Lifting his gaze briefly, he met my eyes, then quickly averted them. “No, not at all. What I did was inexcusably selfish.” He began to pull at his fingers, tugging each knuckle as if removing an unseen pair of gloves.
“Then why?” I pressed.
Suddenly alert, he straightened in his chair. “Why what?”
I stared at him, thinking he might be making a grim jest.
“I’m sorry, I wasn’t listening. I haven’t slept in three days, not since the police took me in. Can you remind me of our topic?”

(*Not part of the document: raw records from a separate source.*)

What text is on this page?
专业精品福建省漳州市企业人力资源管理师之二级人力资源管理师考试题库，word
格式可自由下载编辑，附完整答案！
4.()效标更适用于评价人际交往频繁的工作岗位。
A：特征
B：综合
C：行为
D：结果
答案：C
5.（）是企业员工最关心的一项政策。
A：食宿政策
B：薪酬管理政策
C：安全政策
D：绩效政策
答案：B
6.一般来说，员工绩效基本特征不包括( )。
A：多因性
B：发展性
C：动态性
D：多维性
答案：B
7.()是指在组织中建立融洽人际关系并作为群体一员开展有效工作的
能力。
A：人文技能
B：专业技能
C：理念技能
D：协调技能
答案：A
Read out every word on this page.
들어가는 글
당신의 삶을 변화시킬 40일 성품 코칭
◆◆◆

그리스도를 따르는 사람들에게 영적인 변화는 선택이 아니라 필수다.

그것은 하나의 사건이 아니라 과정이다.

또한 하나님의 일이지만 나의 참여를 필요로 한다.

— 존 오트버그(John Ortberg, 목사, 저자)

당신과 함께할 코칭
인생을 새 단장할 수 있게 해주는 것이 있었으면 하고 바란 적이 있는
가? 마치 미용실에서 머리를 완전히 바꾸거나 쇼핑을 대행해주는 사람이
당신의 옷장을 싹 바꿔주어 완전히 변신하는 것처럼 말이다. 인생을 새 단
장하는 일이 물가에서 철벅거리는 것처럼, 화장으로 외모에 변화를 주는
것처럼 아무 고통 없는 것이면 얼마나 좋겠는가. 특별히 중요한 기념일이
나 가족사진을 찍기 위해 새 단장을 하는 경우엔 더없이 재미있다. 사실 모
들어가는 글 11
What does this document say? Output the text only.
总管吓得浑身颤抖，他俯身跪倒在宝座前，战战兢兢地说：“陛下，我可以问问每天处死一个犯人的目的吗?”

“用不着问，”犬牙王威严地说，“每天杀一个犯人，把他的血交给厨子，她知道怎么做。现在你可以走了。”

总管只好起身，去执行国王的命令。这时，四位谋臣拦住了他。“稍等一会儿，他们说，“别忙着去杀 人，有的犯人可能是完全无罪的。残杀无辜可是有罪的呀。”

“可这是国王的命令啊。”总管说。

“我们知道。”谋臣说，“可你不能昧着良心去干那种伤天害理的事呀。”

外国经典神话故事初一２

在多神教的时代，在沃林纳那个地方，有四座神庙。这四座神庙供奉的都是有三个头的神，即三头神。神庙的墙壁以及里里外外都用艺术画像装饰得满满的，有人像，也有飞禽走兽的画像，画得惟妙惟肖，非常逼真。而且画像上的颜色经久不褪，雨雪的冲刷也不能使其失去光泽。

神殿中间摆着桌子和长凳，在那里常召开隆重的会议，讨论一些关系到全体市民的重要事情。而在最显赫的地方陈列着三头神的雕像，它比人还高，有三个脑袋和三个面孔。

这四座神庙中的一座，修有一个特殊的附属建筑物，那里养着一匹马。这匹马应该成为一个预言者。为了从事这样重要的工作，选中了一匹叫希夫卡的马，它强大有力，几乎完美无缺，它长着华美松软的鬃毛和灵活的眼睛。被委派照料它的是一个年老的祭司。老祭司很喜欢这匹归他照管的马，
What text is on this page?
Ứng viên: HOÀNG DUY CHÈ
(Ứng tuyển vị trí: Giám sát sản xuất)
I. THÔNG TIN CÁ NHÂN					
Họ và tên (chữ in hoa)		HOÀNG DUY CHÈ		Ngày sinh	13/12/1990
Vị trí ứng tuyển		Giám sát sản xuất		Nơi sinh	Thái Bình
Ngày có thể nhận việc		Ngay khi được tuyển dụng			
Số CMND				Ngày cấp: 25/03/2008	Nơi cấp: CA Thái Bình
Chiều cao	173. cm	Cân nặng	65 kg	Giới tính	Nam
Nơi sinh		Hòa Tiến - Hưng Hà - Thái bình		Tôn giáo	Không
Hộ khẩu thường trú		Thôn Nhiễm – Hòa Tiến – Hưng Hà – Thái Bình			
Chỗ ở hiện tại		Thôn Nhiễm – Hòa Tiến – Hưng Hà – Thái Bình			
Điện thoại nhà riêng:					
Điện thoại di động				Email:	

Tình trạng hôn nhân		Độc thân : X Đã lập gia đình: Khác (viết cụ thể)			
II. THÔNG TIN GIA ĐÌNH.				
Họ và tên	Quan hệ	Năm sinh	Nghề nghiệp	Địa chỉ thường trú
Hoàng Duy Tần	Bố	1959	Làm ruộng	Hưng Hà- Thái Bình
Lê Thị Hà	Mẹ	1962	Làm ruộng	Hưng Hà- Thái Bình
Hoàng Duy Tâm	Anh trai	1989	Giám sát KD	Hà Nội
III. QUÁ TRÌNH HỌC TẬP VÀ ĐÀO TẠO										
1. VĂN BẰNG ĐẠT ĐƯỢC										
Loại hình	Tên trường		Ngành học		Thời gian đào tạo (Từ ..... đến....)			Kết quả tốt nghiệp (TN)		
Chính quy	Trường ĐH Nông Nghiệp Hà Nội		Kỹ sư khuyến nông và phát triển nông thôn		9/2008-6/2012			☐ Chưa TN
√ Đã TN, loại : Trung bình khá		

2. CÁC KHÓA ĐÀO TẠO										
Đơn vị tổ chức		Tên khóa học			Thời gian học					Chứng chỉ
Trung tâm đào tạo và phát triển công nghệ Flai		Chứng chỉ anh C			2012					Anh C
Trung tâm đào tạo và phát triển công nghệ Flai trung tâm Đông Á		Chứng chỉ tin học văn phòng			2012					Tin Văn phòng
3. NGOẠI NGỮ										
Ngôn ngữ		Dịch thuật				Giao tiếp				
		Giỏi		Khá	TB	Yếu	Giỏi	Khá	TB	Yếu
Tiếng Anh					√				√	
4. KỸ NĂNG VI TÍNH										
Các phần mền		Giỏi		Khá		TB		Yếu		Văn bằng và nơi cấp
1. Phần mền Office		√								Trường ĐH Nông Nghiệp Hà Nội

His outburst surprised me, given his typical calm demeanor. Taking a deep breath, I recollected, “On June 14th, severed fingers were discovered at a waste sorting facility. They were traced back to you. The police subsequently found several bodies in a makeshift cell near your bed in your basement, and then…”
“Right, right,” he interrupted, “then they arrested me, and now I’m talking to you.”
I nodded, urging him on, “So, why did you do it?” Finally, the soldier looked at me intently.
“How many knuckles do you have, doctor?” Caught off guard, I tried to recall, but before I could respond, he provided the answer. “28. One for each day. That’s almost a full month.”
I felt a chill run down my spine. The thought of being kept alive for nearly a month, losing a piece of each finger daily, was horrifying. And the inevitable question: what would happen once the fingers were gone? Although we now knew the answer, the victims must have agonized over it daily. The uncertainty must have been tormenting. We’d initially believed the removed fingers were his signature, his trophies. “You tortured them,” I whispered.
“Each man was like a prescription. Every knuckle, a sleeping pill,” he murmured, once again looking at his fingers. “I just needed to sleep; it wasn’t personal.”